When one thinks about the benefits of a Florida Homestead, the first thing to come to mind is likely the tax relief associated with homestead property. But Florida’s homestead protections extend beyond this particular benefit. Florida’s homestead protections are among the strongest in the country and play a central role in creditor protection and estate planning for spouses and minor children.
Florida’s modern homestead protections come from both the Florida Constitution and the Florida Statutes. The constitutional provisions are found primarily in Article X, Section 4, which addresses protection from forced sale and restrictions on how homestead property may be devised at death. The probate statutes, found in Chapter 732, expand on how a homestead passes at death and the options a surviving spouse may have.
To qualify as homestead, a property must generally be owned by a natural person and used as the owner’s primary, permanent residence. The protection is not limited by dollar value, but it is restricted by size: up to one-half acre within a municipality, and up to 160 acres outside a municipality. Only one property may qualify as a person’s homestead.
Homestead provides three broad categories of protection. First, qualifying homestead property is generally exempt from forced sale by most unsecured creditors of the owner. With limited exceptions for matters such as mortgages, property taxes, and certain construction liens, a judgment creditor cannot force a sale of the homestead to satisfy a debt. This gives Florida homeowners a powerful shield when they experience financial hardship or unexpected liability.
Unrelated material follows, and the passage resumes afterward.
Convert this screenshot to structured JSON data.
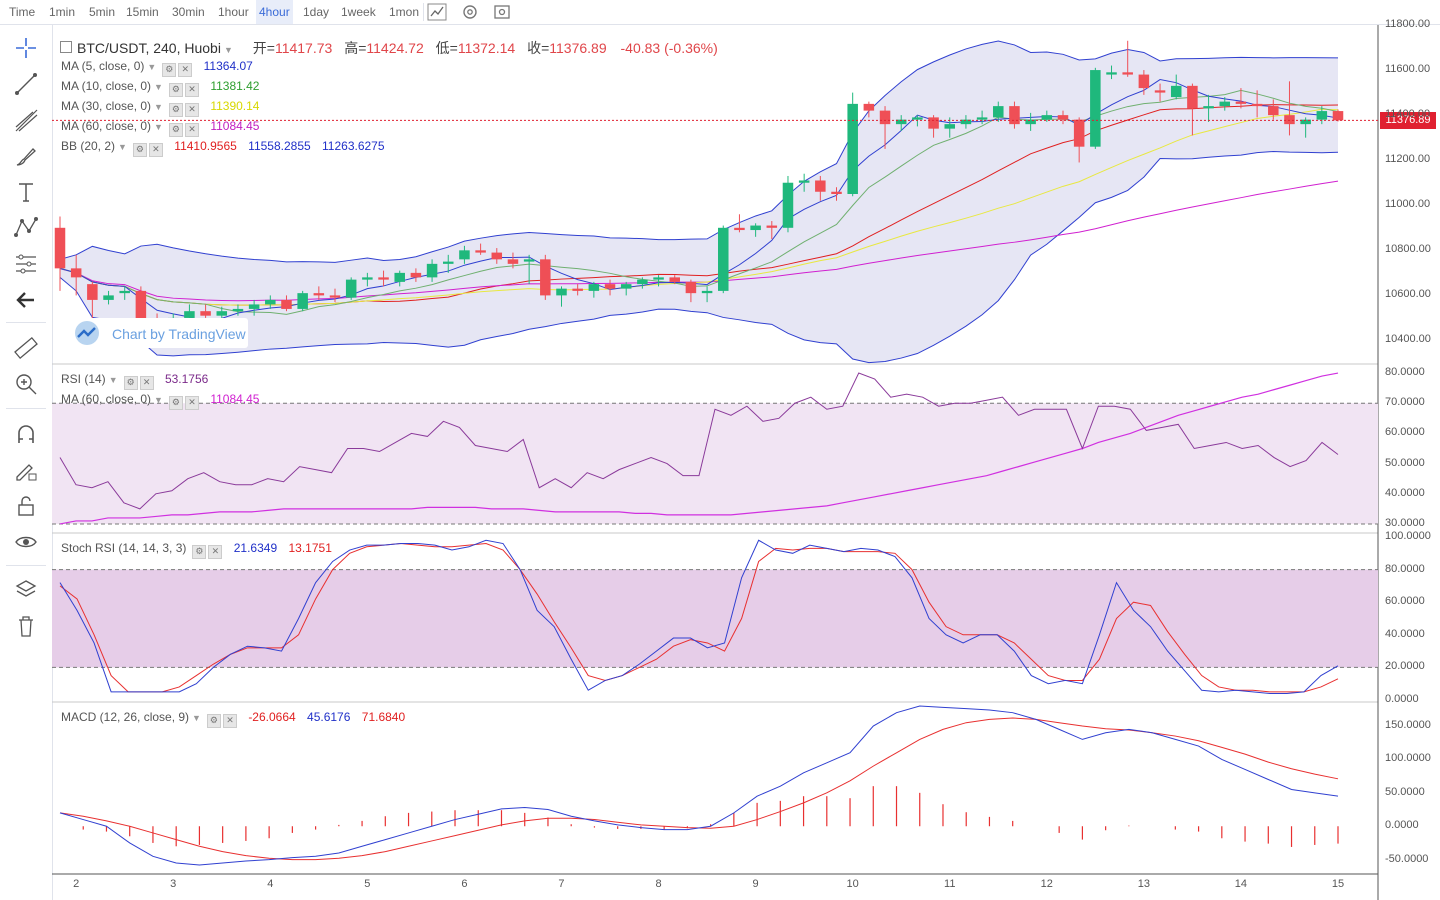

Second, Florida offers property tax benefits for homestead property. A homeowner can claim a homestead tax exemption that reduces the assessed value of the primary residence for purposes of ad valorem taxes. In addition, the Save Our Homes cap limits annual increases in the assessed value of homestead property. The Save Our Homes cap is designed to help long-time residents keep property taxes more predictable, even when market values rise.
The third major feature of homestead law is its impact on how the home passes at death. Florida imposes limits on how homestead property may be devised when the owner is survived by a spouse or minor children. If the owner dies with a surviving spouse or minor child, the homestead generally cannot be left by will or trust to someone else, even if the estate planning documents attempt to do so. Instead, the law provides a default scheme of descent designed to protect the surviving family.
In many cases, when a homeowner dies leaving a surviving spouse and descendants, the surviving spouse will receive either a life estate in the homestead, with the remainder passing to the decedent’s descendants, or the option to take an undivided one-half interest in the property as a tenant in common with the descendants. If there is a surviving spouse but no minor child, the homestead can usually be left outright to the surviving spouse, but not to a third party unless the spouse has properly waived homestead rights in a written agreement or deed. The underlying purpose of these restrictions is to protect surviving spouses and minor children from being disinherited or displaced from the family home.
Because of these nuances, your homestead property should be considered in every Florida estate plan to ensure your wishes are met.
Jon Carroll is a licensed attorney. The information in this column is provided for educational and informational purposes only, and does not constitute legal advice, nor establish an attorney client relationship. Consult a qualified attorney in your jurisdiction for legal advice specific to your situation.